Saturday, February 25, 2012

My Heros Have Always Been Cowboys


I call these dry chilaquiles but since I've been here in NY I've grown to know them as Tex-Mex migas ala Lobo Restaurant on Court Street. I also call it cowboy cooking because I often fantasize about being on the trail with my horse and black iron skillet. I have to stop for the night by the stream. This might be a dish I'd rustle up upon waking for breakfast. Strips of corn torts and onions fried up quickly in a hot pan then heat lowered and eggs scrambled in. It is always surprising to me how great corn tortillas taste heated in oil. Very rustic and earthy. Good all on its own. I put peas in this mornings migas to add some color. If you have it, nice soft chorizo is perfect.

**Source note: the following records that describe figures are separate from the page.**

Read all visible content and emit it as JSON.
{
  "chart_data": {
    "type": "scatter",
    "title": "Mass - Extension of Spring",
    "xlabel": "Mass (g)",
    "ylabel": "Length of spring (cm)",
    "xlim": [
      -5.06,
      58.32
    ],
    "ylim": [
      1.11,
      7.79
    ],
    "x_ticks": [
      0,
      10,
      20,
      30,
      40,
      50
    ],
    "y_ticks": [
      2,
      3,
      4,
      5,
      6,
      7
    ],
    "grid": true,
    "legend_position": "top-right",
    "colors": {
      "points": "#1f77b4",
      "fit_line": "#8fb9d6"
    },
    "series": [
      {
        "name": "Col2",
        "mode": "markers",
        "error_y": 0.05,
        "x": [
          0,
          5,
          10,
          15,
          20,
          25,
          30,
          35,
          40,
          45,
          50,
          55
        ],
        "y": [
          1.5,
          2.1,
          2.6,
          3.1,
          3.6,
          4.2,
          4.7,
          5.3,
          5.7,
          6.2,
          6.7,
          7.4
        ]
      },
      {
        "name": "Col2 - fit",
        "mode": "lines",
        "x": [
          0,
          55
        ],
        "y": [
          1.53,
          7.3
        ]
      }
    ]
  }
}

In reading more and more about traditional chilaquiles it seems the difference is those are made with salsa. You cook the corn tort strips in the salsa to get a little softened. That's how they serve them at Pequena in Fort Greene. Super good, with salsa verde and chicken!
My dad's from Texas but I grew up in the Fort, Wayne that is, Indiana. Who knows how these recipes get passed down. Even on my end, we're talking eating these when I was around 7 or so, so I don't even know how they were made. I'm just going on taste memory.
Whatever you call them they're delicious, fast and special.